Jamali Kamali : The Story
“Observe our humility so that we may attain to the honour, glory and dignity of angels.”
He may have not become an angel, but he surely has made a place in all our memories with his beautiful writing. This is the story of Jamali Kamali.
Shaikh Fazl-ullah, or Jalal Khan, was a Sufi poet during the time of Babur and Humayun, and before that, during the Lodi rule, particularly Sikander Lodi. He was a poet and scholar in the courts of these rulers as well. It is said that the poet’s works were so famous that even Sikander Lodi would take inspiration, and get his work corrected by Jamali. The word Jamali comes from the Urdu ‘Jamal’, meaning beauty, which is one of the most accurate descriptions of his works. He is most famous for his works ‘The Spiritual Journey of the Mystics’, ‘The Sun and Moon’, and ‘Siyar-I-Arifin’, which is an account of Sufism in that period.

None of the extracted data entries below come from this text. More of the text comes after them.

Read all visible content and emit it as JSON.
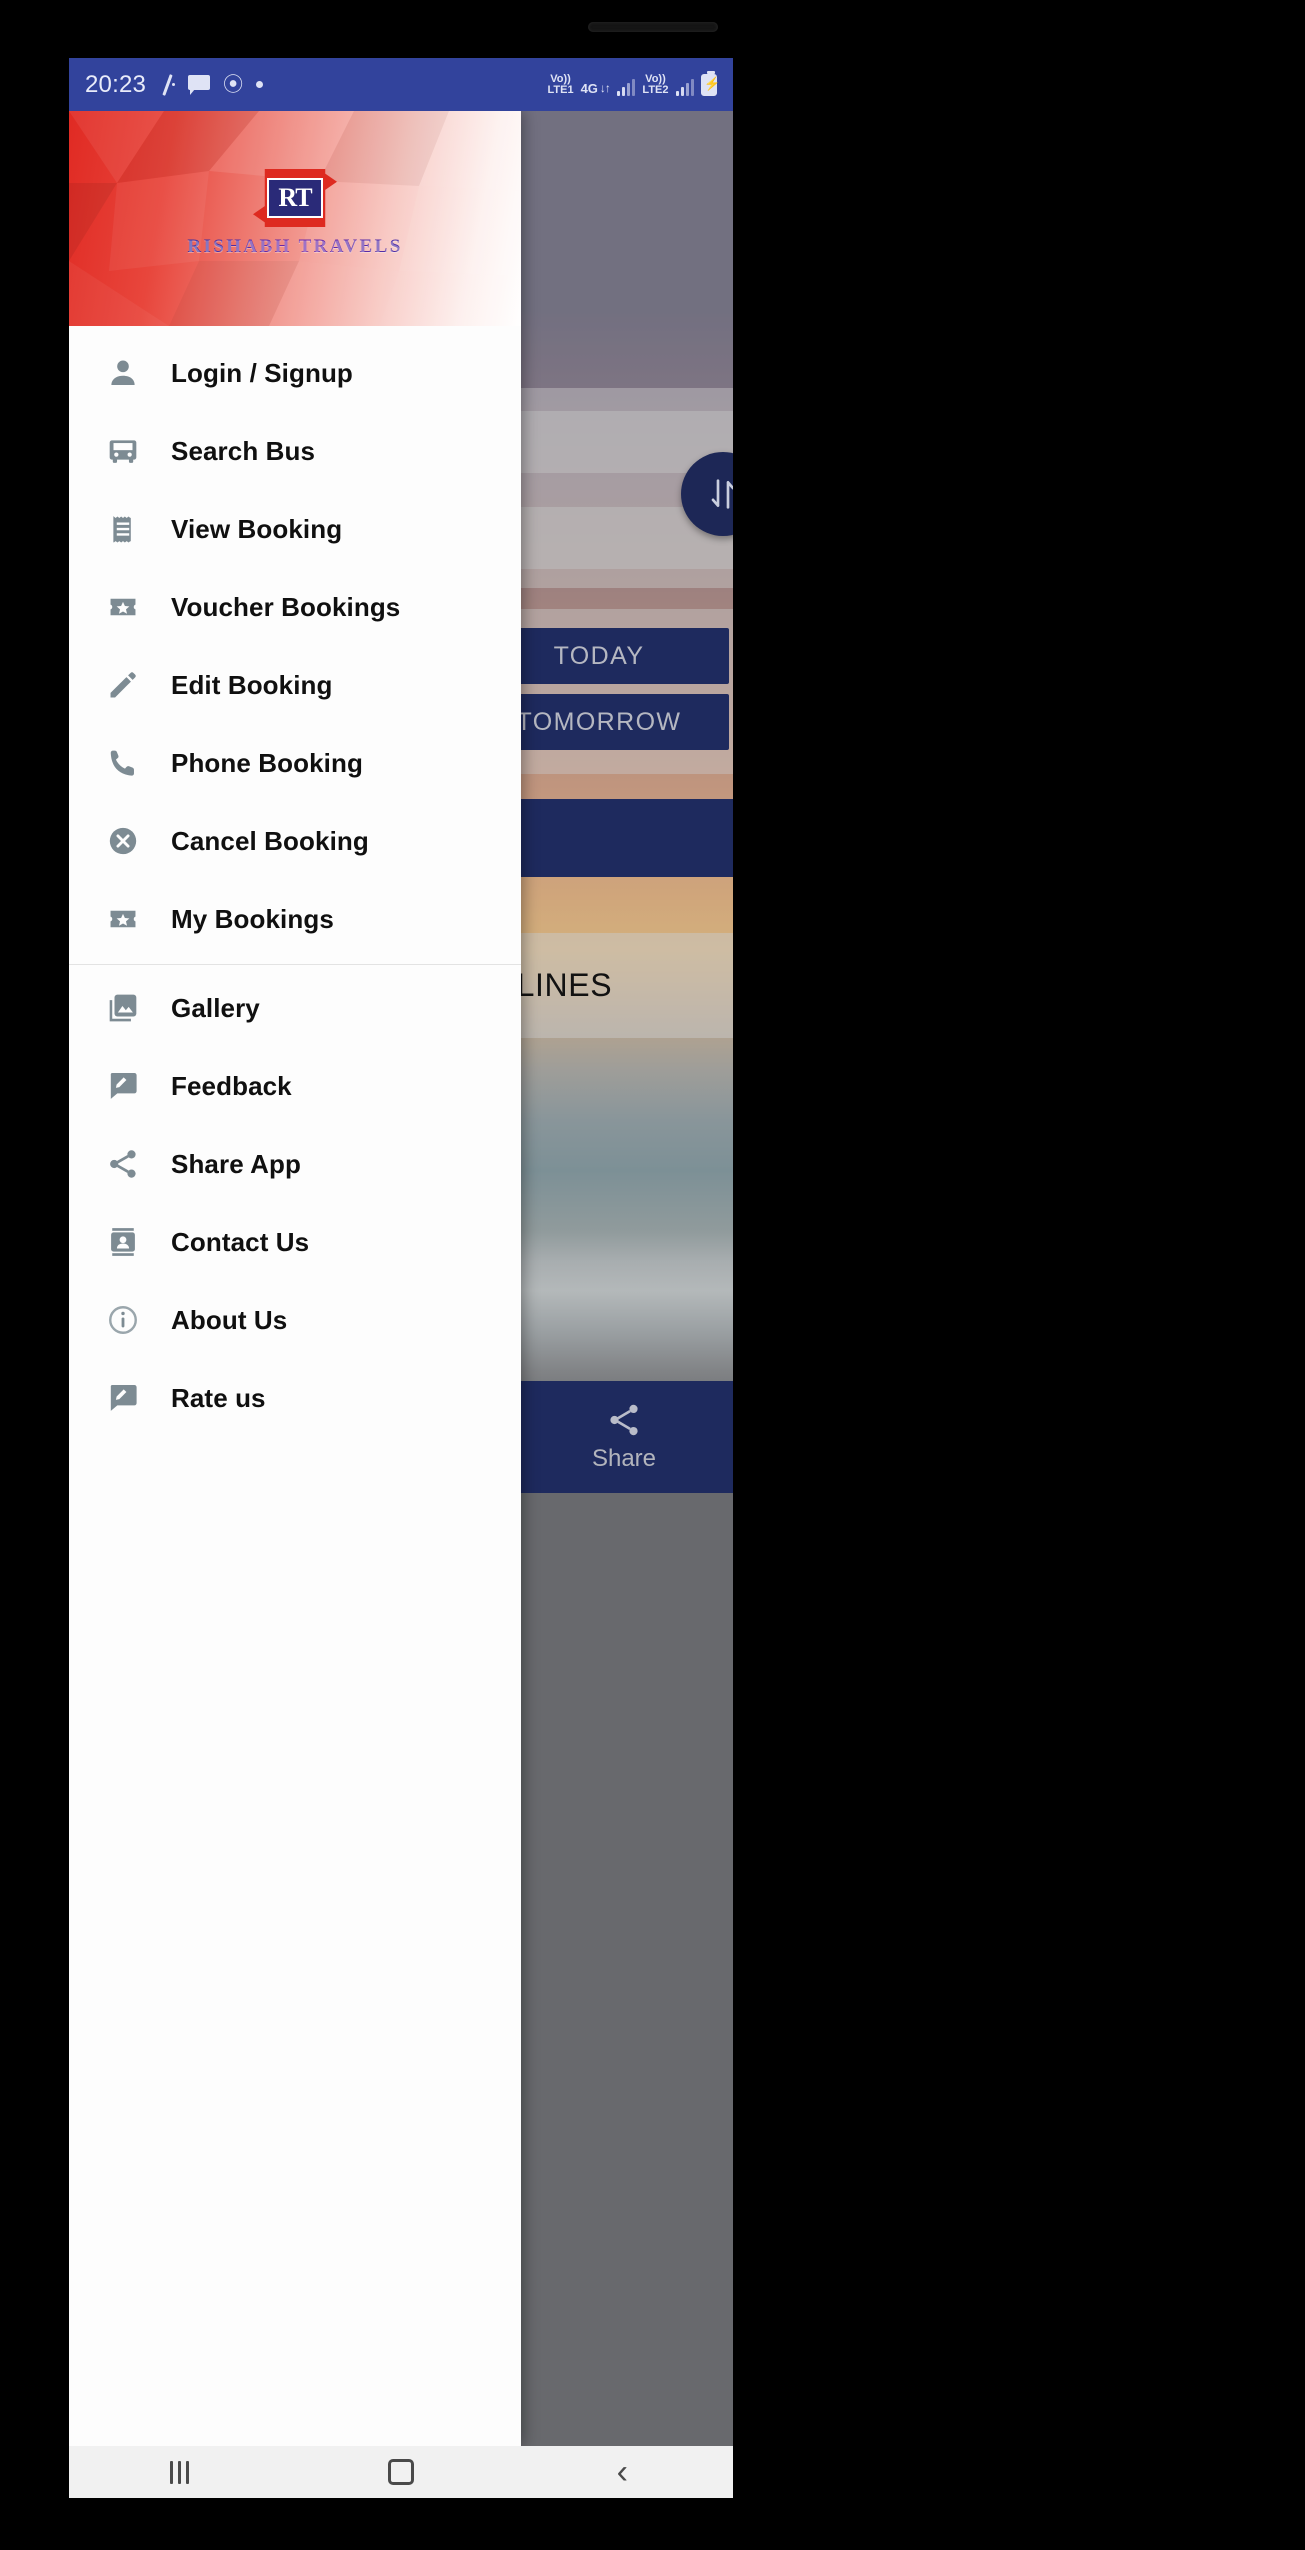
{
  "status_bar": {
    "time": "20:23",
    "left_icons": [
      "silent-slash-icon",
      "chat-bubble-icon",
      "swirl-app-icon",
      "dot-icon"
    ],
    "volte1_label": "Vo))",
    "volte1_sub": "LTE1",
    "network_label": "4G",
    "network_arrows": "↓↑",
    "volte2_label": "Vo))",
    "volte2_sub": "LTE2",
    "battery": "charging"
  },
  "drawer": {
    "brand": {
      "logo_text": "RT",
      "name": "RISHABH TRAVELS"
    },
    "primary_items": [
      {
        "label": "Login / Signup",
        "icon": "person-icon"
      },
      {
        "label": "Search Bus",
        "icon": "bus-icon"
      },
      {
        "label": "View Booking",
        "icon": "receipt-icon"
      },
      {
        "label": "Voucher Bookings",
        "icon": "ticket-star-icon"
      },
      {
        "label": "Edit Booking",
        "icon": "pencil-icon"
      },
      {
        "label": "Phone Booking",
        "icon": "phone-icon"
      },
      {
        "label": "Cancel Booking",
        "icon": "cancel-circle-icon"
      },
      {
        "label": "My Bookings",
        "icon": "ticket-star-icon"
      }
    ],
    "secondary_items": [
      {
        "label": "Gallery",
        "icon": "photo-library-icon"
      },
      {
        "label": "Feedback",
        "icon": "rate-review-icon"
      },
      {
        "label": "Share App",
        "icon": "share-icon"
      },
      {
        "label": "Contact Us",
        "icon": "contact-page-icon"
      },
      {
        "label": "About Us",
        "icon": "info-circle-icon"
      },
      {
        "label": "Rate us",
        "icon": "rate-review-icon"
      }
    ]
  },
  "background_app": {
    "swap_button": "swap-vertical-icon",
    "today_label": "TODAY",
    "tomorrow_label": "TOMORROW",
    "guidelines_label": "DELINES",
    "share_label": "Share",
    "share_icon": "share-icon"
  },
  "nav_bar": {
    "recents": "recents-button",
    "home": "home-button",
    "back": "back-button"
  },
  "colors": {
    "status_bar": "#32439c",
    "brand_red": "#de2a20",
    "brand_navy": "#2a2a78",
    "accent_navy": "#1e2a5e",
    "icon_gray": "#7d8b93"
  }
}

He passed away in 1536 AD, when Humayun was on an expedition to Gujarat. His tomb and mosque, of which the latter had been used by him as a residence, was completed by Humayun, and he was buried there alongside Kamali, his disciple. The stories are unclear on who Kamali was exactly, but some accounts seem to portray him as Jamali’s lover. Karen Chase, an author who wrote about the story of Jamali and Kamali, described them as passionate lovers.
The tomb is a great marvel of architecture, and it is more of a testament to the planning and design of the Mughals, more of which can be seen in the Taj Mahal, or the fort at Fatehpur Sikri. It is built of the typical Mughal materials, red sandstone, and marble, with intricate designs. The tomb is decorated with verses from Jamali’s poems as well. It has been painted in many vibrant colours, with even Koranic inscriptions on the walls and ceiling. It has been described as a jewel box, and stepping into it has been called ‘magical’ and ‘serene’.
The mosque is also an act of architectural genius. Laying to the south of the tomb, it was built with the same design, with red sandstone and marble embellishments as well. It has a dome over one of the five arches, and it is also one of the most beautiful structures in Delhi. The complex is bordered by the Qutub Minar as well.
There have been many mythical stories about paranormal activity around the mosque and tomb. People claim to have seen many spirits, or heard different laughing voices in the vicinity. The government hence prohibited entry to the mosque after dusk, although the guards on duty have claimed that the paranormal activity is a hoax, as they spend a lot of time on duty and have never experienced such a thing.
Jamali Kamali is one of many historical monuments to our country’s heritage, deepening the pride and love embedded in our hearts for our nation. As Jalal Khan rightly said, ‘Our impatience for your love is boundless.’ Well, he needs to be impatient no more.